A Recollection: Hanging Rock 1900

This is an on-set documentary. It's 26 minutes long. The starting part has images of the rock with voice-overs of the girls from Picnic at Hanging Rock talking.

The woman talks about Joan Lindsay's book Picnic at Hanging Rock. She says the film has now been made into a movie by Peter Weir. It shows the three girls walking, almost hypnotized, further up the rock while Edith screams and runs away. (One of the main questions is exactly why did Edith scream? She must have seen something perhaps frightening that would cause her to do that.)

Peter Weir talks about his interest in mysteries such as the Marie Celeste. He says the book created a sense of unease. The book answered some questions but posed others. He says the Rock sort of looks like a castle. Joan Lindsay was on the set.

Joan Lindsay says the rock doesn't exactly welcome people and it's spooky.
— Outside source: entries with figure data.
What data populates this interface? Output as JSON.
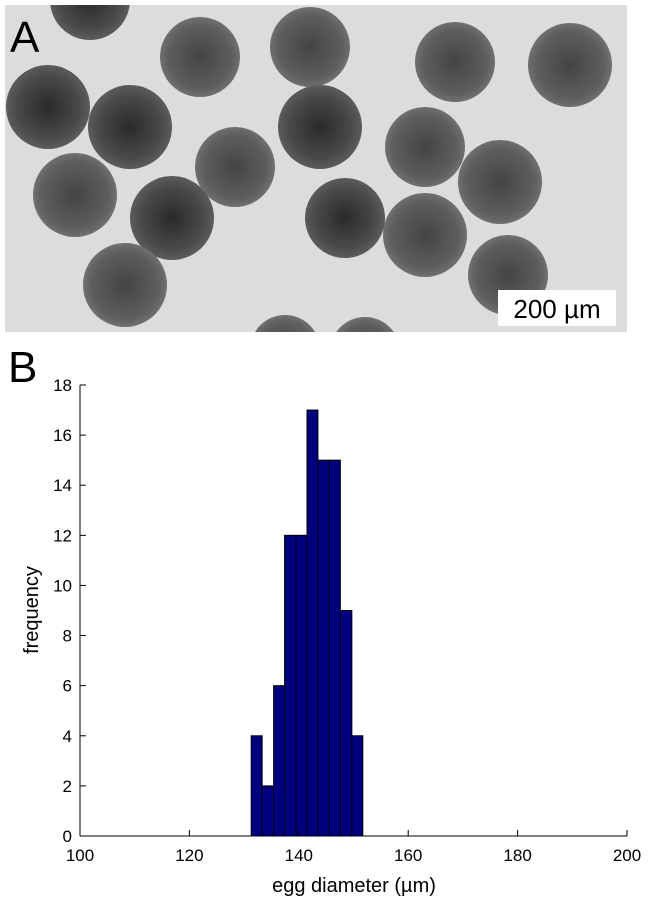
{
  "figure": {
    "panel_a_label": "A",
    "scale_bar_label": "200 µm",
    "panel_b_label": "B"
  },
  "chart_data": {
    "type": "histogram",
    "bins": [
      131.3,
      133.3,
      135.4,
      137.4,
      139.5,
      141.5,
      143.5,
      145.6,
      147.6,
      149.7,
      151.7
    ],
    "counts": [
      4,
      2,
      6,
      12,
      12,
      17,
      15,
      15,
      9,
      4
    ],
    "color": "#000080",
    "x_label": "egg diameter (µm)",
    "y_label": "frequency",
    "xlim": [
      100,
      200
    ],
    "xticks": [
      100,
      120,
      140,
      160,
      180,
      200
    ],
    "ylim": [
      0,
      18
    ],
    "yticks": [
      0,
      2,
      4,
      6,
      8,
      10,
      12,
      14,
      16,
      18
    ]
  }
}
There's a Hanging Rock race track for horses. Many of the places in the book are based on real places that Joan Lindsay knew about and/or visited.

The narrator says the story is of an English tradition transplanted to the other end of the world. She notes the traditions were very rigid. (Also remember this is school for upper-class girls.)
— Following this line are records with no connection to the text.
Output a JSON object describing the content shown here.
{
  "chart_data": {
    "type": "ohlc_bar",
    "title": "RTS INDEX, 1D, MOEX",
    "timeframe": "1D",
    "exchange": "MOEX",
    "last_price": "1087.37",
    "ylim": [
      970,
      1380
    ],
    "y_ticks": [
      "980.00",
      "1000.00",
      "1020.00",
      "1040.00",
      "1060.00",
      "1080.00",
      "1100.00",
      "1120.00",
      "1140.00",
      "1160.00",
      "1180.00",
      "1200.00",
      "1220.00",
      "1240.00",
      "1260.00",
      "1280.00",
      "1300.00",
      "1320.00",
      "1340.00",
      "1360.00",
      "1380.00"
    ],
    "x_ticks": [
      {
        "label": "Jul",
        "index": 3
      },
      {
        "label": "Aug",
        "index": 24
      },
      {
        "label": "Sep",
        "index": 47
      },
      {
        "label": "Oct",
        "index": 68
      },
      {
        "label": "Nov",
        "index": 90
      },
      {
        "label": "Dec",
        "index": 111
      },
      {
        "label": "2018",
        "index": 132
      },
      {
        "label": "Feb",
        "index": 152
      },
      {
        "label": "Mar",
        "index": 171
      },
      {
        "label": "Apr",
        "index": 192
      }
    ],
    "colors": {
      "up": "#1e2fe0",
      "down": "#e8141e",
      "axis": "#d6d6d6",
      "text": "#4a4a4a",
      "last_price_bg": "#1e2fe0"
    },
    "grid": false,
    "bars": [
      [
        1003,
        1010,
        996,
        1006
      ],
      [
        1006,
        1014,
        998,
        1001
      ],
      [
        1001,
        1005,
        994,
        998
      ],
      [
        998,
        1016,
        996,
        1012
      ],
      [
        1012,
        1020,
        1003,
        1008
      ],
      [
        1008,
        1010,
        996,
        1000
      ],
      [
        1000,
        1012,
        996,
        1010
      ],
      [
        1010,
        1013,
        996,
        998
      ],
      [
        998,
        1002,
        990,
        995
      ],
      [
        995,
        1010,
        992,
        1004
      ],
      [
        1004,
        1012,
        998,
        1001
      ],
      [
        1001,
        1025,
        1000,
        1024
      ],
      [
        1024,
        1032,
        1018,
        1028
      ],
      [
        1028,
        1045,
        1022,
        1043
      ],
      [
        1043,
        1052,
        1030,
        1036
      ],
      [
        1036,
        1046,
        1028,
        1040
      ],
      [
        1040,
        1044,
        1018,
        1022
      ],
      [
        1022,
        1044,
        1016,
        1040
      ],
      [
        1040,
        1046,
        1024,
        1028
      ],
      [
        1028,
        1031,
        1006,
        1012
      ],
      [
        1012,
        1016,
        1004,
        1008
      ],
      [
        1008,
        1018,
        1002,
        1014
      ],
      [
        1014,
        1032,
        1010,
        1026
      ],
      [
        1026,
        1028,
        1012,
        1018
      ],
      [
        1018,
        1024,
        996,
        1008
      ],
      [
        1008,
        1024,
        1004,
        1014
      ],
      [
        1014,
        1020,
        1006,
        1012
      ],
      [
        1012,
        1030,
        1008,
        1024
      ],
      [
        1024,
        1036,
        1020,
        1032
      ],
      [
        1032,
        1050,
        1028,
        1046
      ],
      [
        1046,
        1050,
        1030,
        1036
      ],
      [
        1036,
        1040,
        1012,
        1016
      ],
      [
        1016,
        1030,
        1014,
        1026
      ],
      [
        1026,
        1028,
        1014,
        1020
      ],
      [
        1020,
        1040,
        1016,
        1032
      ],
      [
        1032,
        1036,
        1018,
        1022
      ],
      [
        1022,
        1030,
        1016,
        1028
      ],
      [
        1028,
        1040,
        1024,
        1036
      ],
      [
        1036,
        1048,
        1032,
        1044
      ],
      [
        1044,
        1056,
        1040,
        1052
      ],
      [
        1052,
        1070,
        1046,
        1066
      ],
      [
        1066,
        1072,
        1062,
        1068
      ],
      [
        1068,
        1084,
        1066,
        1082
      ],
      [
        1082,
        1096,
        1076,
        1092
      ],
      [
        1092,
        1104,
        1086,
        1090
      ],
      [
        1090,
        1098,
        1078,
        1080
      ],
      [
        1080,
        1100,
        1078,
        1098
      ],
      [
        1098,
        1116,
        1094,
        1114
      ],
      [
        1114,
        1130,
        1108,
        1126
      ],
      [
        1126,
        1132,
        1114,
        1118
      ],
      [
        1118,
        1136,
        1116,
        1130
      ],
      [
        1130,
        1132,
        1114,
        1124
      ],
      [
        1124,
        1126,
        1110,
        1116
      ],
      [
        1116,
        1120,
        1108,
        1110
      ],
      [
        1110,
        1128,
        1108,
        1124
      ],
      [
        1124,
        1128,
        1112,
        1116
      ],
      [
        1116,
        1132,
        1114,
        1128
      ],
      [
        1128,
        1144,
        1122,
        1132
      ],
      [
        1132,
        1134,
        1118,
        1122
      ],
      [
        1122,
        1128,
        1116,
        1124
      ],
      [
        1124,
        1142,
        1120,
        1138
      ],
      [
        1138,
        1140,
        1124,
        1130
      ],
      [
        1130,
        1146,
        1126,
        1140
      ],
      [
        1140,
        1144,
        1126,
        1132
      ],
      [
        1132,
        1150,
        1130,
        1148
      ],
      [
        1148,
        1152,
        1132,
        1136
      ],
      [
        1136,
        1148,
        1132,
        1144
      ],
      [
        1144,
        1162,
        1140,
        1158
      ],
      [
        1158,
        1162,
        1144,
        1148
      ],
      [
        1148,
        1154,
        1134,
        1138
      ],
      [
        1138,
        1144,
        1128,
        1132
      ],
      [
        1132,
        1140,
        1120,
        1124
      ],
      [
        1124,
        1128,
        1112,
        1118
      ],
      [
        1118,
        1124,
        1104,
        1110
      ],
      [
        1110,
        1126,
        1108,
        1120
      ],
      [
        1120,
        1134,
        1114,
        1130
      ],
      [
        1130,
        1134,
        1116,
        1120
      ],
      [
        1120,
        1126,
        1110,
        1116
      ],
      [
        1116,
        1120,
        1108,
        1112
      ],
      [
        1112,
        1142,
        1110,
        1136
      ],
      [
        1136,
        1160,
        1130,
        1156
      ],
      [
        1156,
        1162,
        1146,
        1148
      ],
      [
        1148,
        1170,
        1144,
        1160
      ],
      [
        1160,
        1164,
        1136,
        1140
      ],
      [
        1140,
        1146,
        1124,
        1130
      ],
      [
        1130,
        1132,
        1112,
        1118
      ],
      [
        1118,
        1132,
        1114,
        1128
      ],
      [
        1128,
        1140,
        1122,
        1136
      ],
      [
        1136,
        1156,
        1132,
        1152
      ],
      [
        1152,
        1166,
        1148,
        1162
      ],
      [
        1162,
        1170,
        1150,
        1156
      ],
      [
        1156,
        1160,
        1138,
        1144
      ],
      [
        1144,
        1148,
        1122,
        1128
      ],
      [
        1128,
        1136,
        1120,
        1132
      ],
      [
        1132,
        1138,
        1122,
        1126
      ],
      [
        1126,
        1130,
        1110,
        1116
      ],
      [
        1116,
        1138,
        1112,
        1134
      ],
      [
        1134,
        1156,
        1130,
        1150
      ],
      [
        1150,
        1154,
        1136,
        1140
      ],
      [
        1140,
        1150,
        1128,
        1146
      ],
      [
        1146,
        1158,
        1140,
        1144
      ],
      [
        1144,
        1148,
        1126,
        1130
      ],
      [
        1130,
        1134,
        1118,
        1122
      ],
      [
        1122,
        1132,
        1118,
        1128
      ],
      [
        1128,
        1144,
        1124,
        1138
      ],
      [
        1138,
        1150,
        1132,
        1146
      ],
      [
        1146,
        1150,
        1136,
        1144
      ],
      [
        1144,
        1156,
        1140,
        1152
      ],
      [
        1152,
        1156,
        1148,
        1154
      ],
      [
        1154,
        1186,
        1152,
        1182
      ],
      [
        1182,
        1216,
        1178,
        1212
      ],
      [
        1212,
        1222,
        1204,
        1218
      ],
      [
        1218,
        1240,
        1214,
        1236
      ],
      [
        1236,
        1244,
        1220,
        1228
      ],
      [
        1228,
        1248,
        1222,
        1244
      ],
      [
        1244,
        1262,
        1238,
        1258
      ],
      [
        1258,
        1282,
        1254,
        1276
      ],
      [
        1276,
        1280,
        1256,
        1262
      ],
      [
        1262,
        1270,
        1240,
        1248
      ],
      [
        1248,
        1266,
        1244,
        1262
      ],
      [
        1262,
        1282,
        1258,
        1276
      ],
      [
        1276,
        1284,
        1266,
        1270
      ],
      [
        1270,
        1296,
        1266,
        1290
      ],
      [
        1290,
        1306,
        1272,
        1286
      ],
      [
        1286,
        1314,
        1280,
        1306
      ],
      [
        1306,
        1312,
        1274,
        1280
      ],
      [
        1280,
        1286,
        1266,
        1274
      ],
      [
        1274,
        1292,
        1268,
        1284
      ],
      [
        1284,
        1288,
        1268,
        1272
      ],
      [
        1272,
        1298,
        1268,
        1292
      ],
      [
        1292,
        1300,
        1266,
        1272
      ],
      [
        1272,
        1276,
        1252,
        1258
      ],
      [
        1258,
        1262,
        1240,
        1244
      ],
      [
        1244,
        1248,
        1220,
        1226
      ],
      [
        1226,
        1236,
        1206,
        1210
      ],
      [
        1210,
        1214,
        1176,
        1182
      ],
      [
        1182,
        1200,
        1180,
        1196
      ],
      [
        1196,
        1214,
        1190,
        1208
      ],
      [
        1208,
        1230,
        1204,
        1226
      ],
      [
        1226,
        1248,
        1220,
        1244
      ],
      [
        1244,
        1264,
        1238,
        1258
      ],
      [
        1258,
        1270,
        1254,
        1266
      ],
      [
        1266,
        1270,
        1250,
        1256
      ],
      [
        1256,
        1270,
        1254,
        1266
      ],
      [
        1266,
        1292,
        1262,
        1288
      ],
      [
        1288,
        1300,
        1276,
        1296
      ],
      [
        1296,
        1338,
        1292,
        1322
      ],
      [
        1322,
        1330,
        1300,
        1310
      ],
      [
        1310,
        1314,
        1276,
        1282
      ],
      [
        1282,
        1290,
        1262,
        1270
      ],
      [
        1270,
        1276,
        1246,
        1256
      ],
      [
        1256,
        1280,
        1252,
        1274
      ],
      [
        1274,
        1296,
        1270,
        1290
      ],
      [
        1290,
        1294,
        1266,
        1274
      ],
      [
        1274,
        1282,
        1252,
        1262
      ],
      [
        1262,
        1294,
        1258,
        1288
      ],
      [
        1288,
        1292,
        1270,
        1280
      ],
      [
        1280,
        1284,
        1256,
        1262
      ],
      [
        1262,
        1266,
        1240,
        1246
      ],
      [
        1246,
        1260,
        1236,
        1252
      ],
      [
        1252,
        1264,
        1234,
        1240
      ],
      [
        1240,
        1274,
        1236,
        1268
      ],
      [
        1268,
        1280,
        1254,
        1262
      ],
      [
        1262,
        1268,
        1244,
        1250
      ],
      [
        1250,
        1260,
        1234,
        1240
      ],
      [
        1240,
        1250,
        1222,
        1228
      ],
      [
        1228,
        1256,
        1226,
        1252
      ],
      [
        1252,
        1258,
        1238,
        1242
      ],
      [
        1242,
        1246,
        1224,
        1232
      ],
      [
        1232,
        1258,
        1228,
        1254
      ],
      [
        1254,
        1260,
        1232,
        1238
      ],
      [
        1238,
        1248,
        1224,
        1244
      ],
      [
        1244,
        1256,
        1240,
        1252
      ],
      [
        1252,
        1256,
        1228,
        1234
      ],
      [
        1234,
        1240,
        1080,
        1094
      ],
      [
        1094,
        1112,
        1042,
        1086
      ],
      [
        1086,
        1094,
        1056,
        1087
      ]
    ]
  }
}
The woman who played Mrs. Appleyard says she doesn't necessarily doesn't like the character but admits she admires her spirit. It then shows the conversation between Michael and Albert when Michael says he's going to stay overnight at the rock. (Not thinking, of course, that food and water might possibly help him.)

Also keep in mind that the police and other searchers had already been all over the area without finding the girls or the teacher.

The narrator talks to the man who played Michael in the film.

Peter Weir says that the movie had to deal with things as a period story yet also as a contemporary story. This was the idea that, once the person say the film, it might have left them with the belief that something might happen to them that would be inexplicable.

One production problem was to pay attention to the smallest detail. The narrator also talks to the producers and how they worked to get everything correct to the time.

The narrator then talks about Martindale Hall which passed as Appleyard College. The actress who played Mrs. Appleyard says she found the building depressing inside. They also had to find girls that had the 'elegance and breeding' that the girls in the book possessed.

Most of the girls were part of the privileged elite but Sara was not having been in an orphanage.

Peter Weir says the line between truth and fiction is blurred for him. Joan Lindsay says people have to work out what is truth for them.